"We can dissect the effect of olanzapine and hopefully identify the mechanisms of action, and identify what receptor systems we want to target," Klenotich said. "Hopefully, we can develop a newer drug that we can aim towards the eating disorders clinic as an anorexic-specific drug that might be a little more acceptable to patients."
The study offers support for the clinical use of olanzapine, for which clinical trials are already under way to test in patients. Le Grange said the development of a pharmacological variant that more selectively treats anorexia nervosa could be a helpful way to avoid the "stigma" of taking an antipsychotic while giving clinicians an additional tool for helping patients.

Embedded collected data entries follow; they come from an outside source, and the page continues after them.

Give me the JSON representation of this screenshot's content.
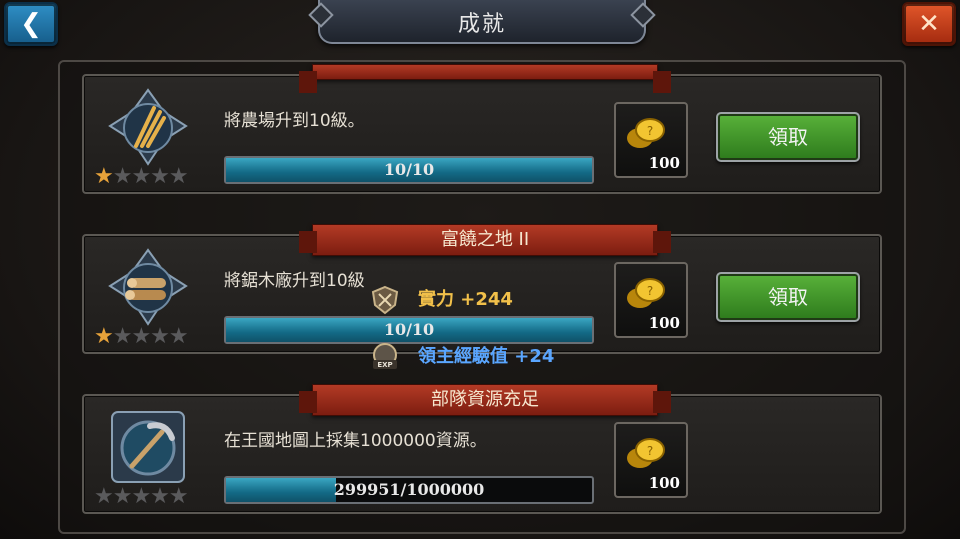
{
  "header": {
    "title": "成就",
    "back_icon": "back-arrow-icon",
    "close_icon": "close-x-icon"
  },
  "achievements": [
    {
      "banner": "",
      "description": "將農場升到10級。",
      "progress_text": "10/10",
      "progress": 1.0,
      "stars_filled": 1,
      "stars_total": 5,
      "reward_amount": "100",
      "reward_icon": "gold-coins-icon",
      "emblem_icon": "wheat-emblem-icon",
      "claim_label": "領取"
    },
    {
      "banner": "富饒之地 II",
      "description": "將鋸木廠升到10級",
      "progress_text": "10/10",
      "progress": 1.0,
      "stars_filled": 1,
      "stars_total": 5,
      "reward_amount": "100",
      "reward_icon": "gold-coins-icon",
      "emblem_icon": "lumber-emblem-icon",
      "claim_label": "領取"
    },
    {
      "banner": "部隊資源充足",
      "description": "在王國地圖上採集1000000資源。",
      "progress_text": "299951/1000000",
      "progress": 0.29995,
      "stars_filled": 0,
      "stars_total": 5,
      "reward_amount": "100",
      "reward_icon": "gold-coins-icon",
      "emblem_icon": "pickaxe-emblem-icon",
      "claim_label": ""
    }
  ],
  "popups": {
    "power": "實力 +244",
    "exp": "領主經驗值 +24",
    "exp_badge": "EXP"
  },
  "colors": {
    "claim_green": "#4aa02e",
    "banner_red": "#a3321f",
    "progress_teal": "#2a8eae",
    "gold_text": "#f1c04a",
    "exp_blue": "#5aa6ff"
  }
}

"I think the clinical field is certainly very ready for something that is going to make a difference," Le Grange said. "I'm not saying there's a 'magic pill' for anorexia nervosa, but we have been lacking any pharmacological agent that clearly contributes to the recovery of our patients. Many parents and many clinicians are looking for that, because it would make our job so much easier if there was something that could turn symptoms around and speed up recovery."
Additionally, the study demonstrated the innovative experimental design and translational results that can come from a collaboration of laboratory and clinical experts.
"We don't talk to one another often enough in basic science and clinical science," Le Grange said. "More of that would be helpful for clinicians to understand the neurobiology of this disease. I'm very excited about the way this project is going, and I think it's going to be clinically very informative."